# Why your ballot isn't meaningless.

A mathematician's guide to the news.
Oct. 11 2004 1:29 PM

# Vote!

## Why your ballot isn't as meaningless as you think.

Let's say, for the sake of argument, you were among the 72,000 people who participated in the Guinness-certified world's largest chicken dance in Canfield, Ohio, in 1996. You probably feel pretty proud. But according to Slate's Stephen E. Landsburg, you shouldn't. After all, unless a previous chicken dance for 71,999 were on the books, your participation made no difference; the record would have fallen whether or not you'd shown up.

Landsburg is arguing against voting, not chicken-dancing: Your presidential vote, he says, "will never matter unless the election in your state is within one vote of a dead-even tie." That, of course, is extremely unlikely. So, the negligible chance of casting the deciding ballot is outweighed by the small but certain costs of voting, like the gas you'll use and the time you'll spend.

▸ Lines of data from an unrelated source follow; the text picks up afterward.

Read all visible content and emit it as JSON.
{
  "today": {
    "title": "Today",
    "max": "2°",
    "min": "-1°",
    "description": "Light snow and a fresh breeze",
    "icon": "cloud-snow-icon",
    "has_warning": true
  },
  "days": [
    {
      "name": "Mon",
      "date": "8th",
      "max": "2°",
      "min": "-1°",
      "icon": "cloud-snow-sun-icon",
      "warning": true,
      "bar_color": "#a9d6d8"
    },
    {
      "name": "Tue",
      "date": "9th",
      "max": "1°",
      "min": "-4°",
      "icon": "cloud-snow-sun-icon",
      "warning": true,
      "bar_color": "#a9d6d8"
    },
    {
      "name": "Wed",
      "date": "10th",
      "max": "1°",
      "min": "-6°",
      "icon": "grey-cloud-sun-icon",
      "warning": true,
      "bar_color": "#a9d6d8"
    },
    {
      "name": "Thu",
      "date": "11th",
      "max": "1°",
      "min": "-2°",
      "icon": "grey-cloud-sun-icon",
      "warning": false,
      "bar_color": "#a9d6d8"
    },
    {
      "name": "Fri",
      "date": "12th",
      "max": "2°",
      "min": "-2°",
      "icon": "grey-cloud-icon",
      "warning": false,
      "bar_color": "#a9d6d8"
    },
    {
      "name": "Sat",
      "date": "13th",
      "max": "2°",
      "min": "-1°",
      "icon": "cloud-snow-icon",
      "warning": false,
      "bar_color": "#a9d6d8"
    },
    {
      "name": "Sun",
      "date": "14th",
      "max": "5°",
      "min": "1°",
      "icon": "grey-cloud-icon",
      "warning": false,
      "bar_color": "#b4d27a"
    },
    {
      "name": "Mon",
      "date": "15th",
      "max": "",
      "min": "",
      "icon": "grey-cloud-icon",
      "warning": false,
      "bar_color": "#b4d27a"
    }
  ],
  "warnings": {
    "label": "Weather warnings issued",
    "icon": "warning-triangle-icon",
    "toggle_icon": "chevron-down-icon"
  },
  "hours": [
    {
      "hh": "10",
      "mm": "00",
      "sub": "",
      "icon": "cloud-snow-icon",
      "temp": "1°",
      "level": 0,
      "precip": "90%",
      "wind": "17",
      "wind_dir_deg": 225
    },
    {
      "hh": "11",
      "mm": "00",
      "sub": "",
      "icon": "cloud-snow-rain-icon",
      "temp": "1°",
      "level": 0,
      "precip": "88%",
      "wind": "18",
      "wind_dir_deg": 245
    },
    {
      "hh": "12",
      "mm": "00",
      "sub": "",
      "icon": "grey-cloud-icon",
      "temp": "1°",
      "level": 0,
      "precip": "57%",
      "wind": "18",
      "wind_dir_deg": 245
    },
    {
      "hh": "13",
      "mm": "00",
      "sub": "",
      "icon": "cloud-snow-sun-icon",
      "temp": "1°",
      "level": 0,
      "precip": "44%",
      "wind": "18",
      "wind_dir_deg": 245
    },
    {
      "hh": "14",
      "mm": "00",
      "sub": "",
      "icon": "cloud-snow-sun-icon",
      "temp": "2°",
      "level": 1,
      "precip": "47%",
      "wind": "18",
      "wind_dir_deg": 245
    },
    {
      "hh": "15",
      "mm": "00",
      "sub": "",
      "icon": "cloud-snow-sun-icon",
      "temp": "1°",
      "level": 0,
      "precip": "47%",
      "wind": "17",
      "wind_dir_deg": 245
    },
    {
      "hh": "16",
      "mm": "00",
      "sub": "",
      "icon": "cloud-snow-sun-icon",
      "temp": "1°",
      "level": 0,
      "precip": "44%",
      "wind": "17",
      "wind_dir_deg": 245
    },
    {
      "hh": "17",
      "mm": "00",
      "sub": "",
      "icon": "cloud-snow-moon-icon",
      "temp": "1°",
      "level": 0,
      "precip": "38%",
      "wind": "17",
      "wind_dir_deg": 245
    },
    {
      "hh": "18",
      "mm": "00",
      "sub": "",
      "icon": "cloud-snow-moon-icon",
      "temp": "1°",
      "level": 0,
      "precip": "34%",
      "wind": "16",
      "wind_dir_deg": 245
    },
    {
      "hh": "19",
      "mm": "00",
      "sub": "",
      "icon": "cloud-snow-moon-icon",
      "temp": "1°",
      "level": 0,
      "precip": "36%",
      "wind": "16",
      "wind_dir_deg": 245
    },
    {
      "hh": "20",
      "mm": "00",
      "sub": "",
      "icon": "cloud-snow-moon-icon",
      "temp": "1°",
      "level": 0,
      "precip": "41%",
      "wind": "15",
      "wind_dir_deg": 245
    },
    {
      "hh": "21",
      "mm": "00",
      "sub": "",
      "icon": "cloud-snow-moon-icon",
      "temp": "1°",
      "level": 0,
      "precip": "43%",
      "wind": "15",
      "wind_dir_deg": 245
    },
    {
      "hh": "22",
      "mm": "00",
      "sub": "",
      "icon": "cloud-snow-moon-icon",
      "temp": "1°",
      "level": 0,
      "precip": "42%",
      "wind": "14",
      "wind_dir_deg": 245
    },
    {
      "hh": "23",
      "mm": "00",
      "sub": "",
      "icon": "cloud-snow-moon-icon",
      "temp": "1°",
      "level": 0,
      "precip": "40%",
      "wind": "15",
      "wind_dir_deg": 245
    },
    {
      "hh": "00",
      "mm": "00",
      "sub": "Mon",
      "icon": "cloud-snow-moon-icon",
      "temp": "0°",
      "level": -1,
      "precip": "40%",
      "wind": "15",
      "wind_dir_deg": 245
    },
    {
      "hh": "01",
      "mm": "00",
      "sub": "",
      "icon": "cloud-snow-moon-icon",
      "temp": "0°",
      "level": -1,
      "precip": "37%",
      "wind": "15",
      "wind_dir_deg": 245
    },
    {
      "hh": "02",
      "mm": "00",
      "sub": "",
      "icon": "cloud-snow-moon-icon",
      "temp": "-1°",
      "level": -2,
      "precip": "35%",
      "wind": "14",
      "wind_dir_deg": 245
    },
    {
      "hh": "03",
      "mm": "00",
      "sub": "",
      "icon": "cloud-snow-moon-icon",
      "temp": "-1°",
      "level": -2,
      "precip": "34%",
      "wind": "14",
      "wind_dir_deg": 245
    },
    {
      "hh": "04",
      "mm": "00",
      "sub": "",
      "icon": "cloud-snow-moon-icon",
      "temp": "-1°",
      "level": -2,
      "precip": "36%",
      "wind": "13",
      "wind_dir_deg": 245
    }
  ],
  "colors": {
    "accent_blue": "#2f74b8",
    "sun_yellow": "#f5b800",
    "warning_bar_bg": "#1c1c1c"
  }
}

And yet people vote anyway, by the millions. Political scientists call this conundrum "the paradox of voting," and you could stay up half the night (I just did) reading research literature on the subject. Why do people vote when it's so unlikely to matter? Maybe because the pleasurable feeling of doing one's duty offsets the cost of gas. Maybe because people have an interest in their candidate not just winning but winning by as large a margin as possible. Maybe because we're motivated to avoid even small possibilities of regret—the regret that those Al Gore supporters who sat out Florida in 2000 surely feel, whether economists think they're being rational or not.

But let's stick to mathematics. Suppose we grant to Landsburg that voting carries a certain cost and that your vote should be considered worthwhile only if it decides the election. Everyone can agree that's unlikely—but how unlikely? Landsburg first proposes
modeling voters in a state, say Florida, as 6,000,000 coin-flippers, each choosing George Bush with some probability p and John Kerry with probability 1-p. For instance, if p is 1/2, 1-p is also 1/2; each voter has an equal chance of selecting Bush or Kerry. As you might expect, the odds of a tied outcome are not bad—about 1 in 3,100, as Landsburg computes.

But p might not be 1/2, and even a tiny bias in voter preference can make a tie exceedingly unlikely. For instance, if p = .51, the chance of a tie drops to 1 in 101046, a probability so small as to be effectively zero. (Here's Landsburg's computation.) Your vote is not going to count.

So, are we back to Landsburg's discouraging conclusion that voting is most often a waste of time? Not quite, because it's impossible to know in advance what proportion of your fellow Floridians are planning to vote for Bush. If you knew p was exactly 1/2, you'd be sure to get out and vote. If you knew Bush held a 51 percent advantage, you'd be foolish to bother. But you don't know, and without that knowledge you can't reason as Landsburg wants you to.

You don't know, but you can guess. A Sept. 29 poll of 704 Florida voters by CNN/USA has Bush leading Kerry 52-43. For simplicity, let's dump the still-undecideds and third-party enthusiasts and say that, among 669 randomly selected likely Florida voters, 366 supported Bush and 303 Kerry, a 55-45 margin in Bush's favor. If forced to make a guess, we might expect 55 percent of Florida voters to favor Bush. But how confident should we be that our guess is right? In particular, how likely is it that the real proportion of Bush votes in the state is very close to 50 percent?